All exterior glass treated with Ceramic Pro Rain.

The finished result.

















(the tape on the tyres was so I put the wheels back in the right place. it was removed)



Thanks for reading 

Any comments or questions welcomed.

Richard.


----------



## mac1459 (Aug 25, 2011)

Awesome car & that front, mirror finish , brill job. What is the actual colour , do have any pics in daylight
mac


----------



## DLGWRX02 (Apr 6, 2010)

Wow, just wow, some people wish for a Ferrari some a classic ford. But that is a car of my dreams. And a stunning finish, what was the owners reactions seeing it all finished?


----------



## TonyH38 (Apr 7, 2013)

That looks fantastic lovely finish.


----------



## Devilman (Oct 9, 2016)

Amazing finish and that colour! 
Seeing a few of these about in mk now, never seen this one.
Dm


----------



## Deadshot (May 23, 2017)

How do you get round the issue of applying coatings to new paint? I've seen some threads say 4 weeks minimum?
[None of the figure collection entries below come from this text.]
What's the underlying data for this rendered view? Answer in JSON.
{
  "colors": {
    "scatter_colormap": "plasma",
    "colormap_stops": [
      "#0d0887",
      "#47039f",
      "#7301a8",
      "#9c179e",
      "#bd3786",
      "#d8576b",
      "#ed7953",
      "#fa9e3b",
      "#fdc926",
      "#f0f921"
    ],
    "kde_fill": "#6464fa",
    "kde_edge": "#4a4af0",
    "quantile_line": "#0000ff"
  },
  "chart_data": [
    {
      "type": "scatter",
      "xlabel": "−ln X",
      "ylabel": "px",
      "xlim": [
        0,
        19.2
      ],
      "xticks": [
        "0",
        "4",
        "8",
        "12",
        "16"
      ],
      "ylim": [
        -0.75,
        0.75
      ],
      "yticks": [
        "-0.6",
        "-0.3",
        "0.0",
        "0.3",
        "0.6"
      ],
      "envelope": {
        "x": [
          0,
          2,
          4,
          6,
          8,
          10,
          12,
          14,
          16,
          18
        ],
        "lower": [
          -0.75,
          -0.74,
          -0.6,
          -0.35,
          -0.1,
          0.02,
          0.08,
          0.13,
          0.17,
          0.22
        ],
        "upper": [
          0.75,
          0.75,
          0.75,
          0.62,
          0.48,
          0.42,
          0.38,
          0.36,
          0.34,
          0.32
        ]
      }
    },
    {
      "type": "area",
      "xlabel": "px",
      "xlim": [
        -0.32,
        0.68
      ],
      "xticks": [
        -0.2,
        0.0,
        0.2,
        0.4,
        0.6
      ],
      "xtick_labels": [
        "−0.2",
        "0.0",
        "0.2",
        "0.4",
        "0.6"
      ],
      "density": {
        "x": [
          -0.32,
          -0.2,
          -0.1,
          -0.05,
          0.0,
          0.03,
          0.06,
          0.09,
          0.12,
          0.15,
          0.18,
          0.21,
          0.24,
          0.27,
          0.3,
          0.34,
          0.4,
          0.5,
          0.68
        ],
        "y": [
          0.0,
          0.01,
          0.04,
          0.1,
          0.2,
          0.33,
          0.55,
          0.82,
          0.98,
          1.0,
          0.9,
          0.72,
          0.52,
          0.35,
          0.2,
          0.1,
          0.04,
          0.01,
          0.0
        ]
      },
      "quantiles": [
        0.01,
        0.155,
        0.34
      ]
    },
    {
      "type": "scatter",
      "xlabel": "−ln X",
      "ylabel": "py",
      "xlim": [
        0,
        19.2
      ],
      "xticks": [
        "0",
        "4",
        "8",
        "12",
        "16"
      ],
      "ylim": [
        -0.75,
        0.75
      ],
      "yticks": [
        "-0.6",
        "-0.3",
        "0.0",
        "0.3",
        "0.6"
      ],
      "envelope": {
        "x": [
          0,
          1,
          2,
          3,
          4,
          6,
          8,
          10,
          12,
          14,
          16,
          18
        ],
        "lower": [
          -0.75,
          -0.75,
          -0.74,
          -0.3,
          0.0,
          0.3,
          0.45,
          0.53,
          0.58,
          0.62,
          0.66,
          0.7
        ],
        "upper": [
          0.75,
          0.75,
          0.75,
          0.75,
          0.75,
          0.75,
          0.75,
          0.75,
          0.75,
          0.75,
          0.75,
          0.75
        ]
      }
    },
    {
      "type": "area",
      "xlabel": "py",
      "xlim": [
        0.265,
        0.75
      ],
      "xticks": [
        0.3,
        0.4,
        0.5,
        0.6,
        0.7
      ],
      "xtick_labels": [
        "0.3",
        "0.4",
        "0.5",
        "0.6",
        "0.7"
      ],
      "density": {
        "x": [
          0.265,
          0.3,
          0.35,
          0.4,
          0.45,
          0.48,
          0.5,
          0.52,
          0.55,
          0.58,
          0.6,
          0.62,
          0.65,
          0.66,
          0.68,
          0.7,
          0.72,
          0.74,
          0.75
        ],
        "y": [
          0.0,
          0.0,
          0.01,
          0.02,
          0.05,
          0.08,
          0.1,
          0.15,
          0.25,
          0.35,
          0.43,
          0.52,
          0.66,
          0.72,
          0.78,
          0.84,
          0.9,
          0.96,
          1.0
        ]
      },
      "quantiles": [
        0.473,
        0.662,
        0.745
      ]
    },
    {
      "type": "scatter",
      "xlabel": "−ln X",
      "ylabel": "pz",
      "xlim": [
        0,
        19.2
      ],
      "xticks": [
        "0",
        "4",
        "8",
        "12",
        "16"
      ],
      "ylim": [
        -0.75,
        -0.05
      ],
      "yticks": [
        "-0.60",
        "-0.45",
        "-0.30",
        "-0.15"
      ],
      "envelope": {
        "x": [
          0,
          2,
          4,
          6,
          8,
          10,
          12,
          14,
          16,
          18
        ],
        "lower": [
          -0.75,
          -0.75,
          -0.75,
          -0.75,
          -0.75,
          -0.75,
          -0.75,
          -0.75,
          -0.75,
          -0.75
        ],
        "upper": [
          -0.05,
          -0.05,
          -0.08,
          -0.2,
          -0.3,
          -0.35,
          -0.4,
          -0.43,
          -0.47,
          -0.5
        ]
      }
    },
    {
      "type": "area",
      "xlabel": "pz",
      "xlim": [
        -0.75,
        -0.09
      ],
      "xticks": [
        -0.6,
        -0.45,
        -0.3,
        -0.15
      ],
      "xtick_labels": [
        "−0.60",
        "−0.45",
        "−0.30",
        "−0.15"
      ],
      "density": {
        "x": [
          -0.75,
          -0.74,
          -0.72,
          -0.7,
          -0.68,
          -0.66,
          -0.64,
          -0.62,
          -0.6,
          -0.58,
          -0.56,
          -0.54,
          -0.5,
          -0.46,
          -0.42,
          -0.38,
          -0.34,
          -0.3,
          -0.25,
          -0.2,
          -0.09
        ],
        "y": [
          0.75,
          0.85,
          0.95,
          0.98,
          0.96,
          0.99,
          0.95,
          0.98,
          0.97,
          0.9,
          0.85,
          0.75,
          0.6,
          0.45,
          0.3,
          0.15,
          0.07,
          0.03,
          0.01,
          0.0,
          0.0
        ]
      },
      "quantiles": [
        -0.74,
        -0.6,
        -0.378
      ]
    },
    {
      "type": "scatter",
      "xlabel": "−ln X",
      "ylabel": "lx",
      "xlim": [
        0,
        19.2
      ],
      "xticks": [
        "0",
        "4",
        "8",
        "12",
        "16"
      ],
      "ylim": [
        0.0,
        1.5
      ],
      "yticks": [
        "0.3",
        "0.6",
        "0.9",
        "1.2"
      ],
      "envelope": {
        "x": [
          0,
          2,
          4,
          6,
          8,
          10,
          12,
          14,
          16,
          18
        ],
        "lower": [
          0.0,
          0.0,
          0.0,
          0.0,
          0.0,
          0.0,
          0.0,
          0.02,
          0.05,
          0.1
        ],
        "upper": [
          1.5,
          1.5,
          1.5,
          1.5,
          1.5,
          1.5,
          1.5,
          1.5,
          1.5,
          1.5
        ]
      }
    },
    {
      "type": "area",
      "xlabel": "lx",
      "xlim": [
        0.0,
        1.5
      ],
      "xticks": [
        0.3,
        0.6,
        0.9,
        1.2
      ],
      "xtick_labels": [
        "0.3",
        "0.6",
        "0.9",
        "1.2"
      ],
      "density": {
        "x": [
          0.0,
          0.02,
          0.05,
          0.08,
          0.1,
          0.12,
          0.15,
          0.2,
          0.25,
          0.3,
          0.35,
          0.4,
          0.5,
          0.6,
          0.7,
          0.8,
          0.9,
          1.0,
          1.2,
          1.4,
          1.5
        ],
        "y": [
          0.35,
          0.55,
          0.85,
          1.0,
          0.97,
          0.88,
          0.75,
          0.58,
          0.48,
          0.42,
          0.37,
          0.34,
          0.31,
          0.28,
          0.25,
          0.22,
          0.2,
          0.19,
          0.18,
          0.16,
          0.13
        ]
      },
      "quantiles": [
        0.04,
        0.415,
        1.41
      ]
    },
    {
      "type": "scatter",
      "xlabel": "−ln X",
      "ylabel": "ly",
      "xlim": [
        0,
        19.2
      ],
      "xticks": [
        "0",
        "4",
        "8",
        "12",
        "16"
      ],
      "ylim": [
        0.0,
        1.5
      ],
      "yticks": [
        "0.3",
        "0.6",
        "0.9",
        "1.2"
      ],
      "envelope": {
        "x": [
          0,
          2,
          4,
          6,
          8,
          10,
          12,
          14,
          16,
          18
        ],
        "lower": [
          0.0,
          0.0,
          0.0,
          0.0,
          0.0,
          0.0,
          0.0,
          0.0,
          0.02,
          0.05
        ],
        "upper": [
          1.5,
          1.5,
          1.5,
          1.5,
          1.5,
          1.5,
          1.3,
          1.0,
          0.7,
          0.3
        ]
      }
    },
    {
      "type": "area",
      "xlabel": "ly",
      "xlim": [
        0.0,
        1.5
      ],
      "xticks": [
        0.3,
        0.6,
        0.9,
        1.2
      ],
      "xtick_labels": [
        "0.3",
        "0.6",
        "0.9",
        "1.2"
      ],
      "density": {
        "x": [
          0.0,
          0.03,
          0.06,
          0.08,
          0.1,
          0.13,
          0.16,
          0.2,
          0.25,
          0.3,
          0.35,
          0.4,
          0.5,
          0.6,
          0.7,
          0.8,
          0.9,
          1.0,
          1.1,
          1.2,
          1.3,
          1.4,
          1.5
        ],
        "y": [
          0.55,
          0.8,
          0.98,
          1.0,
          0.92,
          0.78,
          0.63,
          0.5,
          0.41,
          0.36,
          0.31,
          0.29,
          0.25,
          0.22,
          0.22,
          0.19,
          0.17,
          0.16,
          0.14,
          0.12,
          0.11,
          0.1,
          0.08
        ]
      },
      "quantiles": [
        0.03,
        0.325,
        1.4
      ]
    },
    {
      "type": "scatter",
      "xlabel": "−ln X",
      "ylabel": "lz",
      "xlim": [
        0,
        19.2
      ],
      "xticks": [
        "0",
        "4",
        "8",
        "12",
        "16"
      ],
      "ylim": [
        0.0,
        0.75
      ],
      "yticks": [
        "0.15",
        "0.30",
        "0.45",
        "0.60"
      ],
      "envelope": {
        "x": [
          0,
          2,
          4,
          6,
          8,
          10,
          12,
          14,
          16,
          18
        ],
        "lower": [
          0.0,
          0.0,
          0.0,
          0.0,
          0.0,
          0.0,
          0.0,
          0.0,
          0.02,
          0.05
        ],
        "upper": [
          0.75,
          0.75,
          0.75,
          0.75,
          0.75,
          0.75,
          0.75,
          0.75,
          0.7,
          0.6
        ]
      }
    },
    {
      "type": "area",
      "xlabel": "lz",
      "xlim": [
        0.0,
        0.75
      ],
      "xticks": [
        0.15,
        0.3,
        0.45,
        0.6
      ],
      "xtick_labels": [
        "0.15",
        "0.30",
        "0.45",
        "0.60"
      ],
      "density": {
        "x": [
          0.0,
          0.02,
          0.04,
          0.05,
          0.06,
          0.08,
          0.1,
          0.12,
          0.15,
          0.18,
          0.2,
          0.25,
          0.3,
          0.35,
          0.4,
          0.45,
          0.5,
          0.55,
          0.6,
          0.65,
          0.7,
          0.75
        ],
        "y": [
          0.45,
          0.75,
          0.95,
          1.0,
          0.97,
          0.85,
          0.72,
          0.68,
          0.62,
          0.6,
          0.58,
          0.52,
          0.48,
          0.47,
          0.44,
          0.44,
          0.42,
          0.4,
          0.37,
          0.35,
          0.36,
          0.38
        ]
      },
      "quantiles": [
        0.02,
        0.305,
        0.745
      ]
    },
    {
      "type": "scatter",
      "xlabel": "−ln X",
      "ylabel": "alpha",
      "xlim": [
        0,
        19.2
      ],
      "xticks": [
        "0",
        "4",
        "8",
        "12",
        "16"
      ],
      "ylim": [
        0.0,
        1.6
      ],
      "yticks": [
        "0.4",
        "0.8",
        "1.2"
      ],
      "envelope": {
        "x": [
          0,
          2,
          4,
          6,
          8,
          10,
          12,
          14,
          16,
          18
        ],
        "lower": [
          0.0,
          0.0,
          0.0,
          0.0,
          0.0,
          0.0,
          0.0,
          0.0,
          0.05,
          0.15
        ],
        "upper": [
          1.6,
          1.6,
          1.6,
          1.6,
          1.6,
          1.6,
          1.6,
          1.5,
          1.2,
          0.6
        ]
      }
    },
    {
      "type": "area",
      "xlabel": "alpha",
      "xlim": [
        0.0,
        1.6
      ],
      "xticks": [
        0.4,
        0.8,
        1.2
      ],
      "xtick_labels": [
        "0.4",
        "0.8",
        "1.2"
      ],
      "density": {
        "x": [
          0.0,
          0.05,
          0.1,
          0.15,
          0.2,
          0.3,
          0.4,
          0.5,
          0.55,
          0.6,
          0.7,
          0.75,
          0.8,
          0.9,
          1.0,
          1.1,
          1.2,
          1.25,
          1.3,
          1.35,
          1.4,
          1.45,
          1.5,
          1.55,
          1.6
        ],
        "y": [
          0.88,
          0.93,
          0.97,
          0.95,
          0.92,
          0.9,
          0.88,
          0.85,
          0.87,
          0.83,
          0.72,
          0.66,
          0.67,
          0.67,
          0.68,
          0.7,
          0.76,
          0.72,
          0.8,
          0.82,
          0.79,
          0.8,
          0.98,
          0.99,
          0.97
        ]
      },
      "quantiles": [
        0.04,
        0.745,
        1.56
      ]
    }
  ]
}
Sent from my iPhone using Tapatalk


----------



## muchoado (Dec 5, 2016)

what a brute


----------



## gibbo555 (May 3, 2011)

Thats amazing, top work. My OCD kicking in here, the tape on the tyres is buggin me :lol:


----------



## tonyy (Jul 26, 2008)

Amazing :thumb:


----------



## detailR (Jul 23, 2016)

Deadshot said:


> How do you get round the issue of applying coatings to new paint? I've seen some threads say 4 weeks minimum?
> 
> Sent from my iPhone using Tapatalk


It depends a lot on the paint type and how it's cured.
This is a water based paint that was baked and fully hardened before the clusters came back to me 



gibbo555 said:


> Thats amazing, top work. My OCD kicking in here, the tape on the tyres is buggin me :lol:


:lol: sorry about the tape. It was removed before the car left me. Honest!


----------



## FabrizioTDI (May 6, 2011)

Excellent Work Milton


----------



## GP Punto (May 29, 2007)

Superb result, fantastic work.


----------



## SystemClenz (Oct 31, 2008)

What a car! Great turnaround:thumb:


----------



## Soul boy 68 (Sep 8, 2013)

WOW,WOW,WOW that is a beaut :argie: if it was my car I would be doing cart wheels, you deserve a beer on me for that work of art. :thumb:


----------



## dazzyb (Feb 9, 2010)

When are you dropping it round mine? 
Ultimate estate car. It would be in my dream garage
The car looks amazing tho. Great work as always


----------



## five£wash (Oct 12, 2008)

Speechless


----------



## TonyHill (Jul 28, 2015)

Funnily enough I valeted one today for a customer.....it was Lamborghini orange!! :thumb:


----------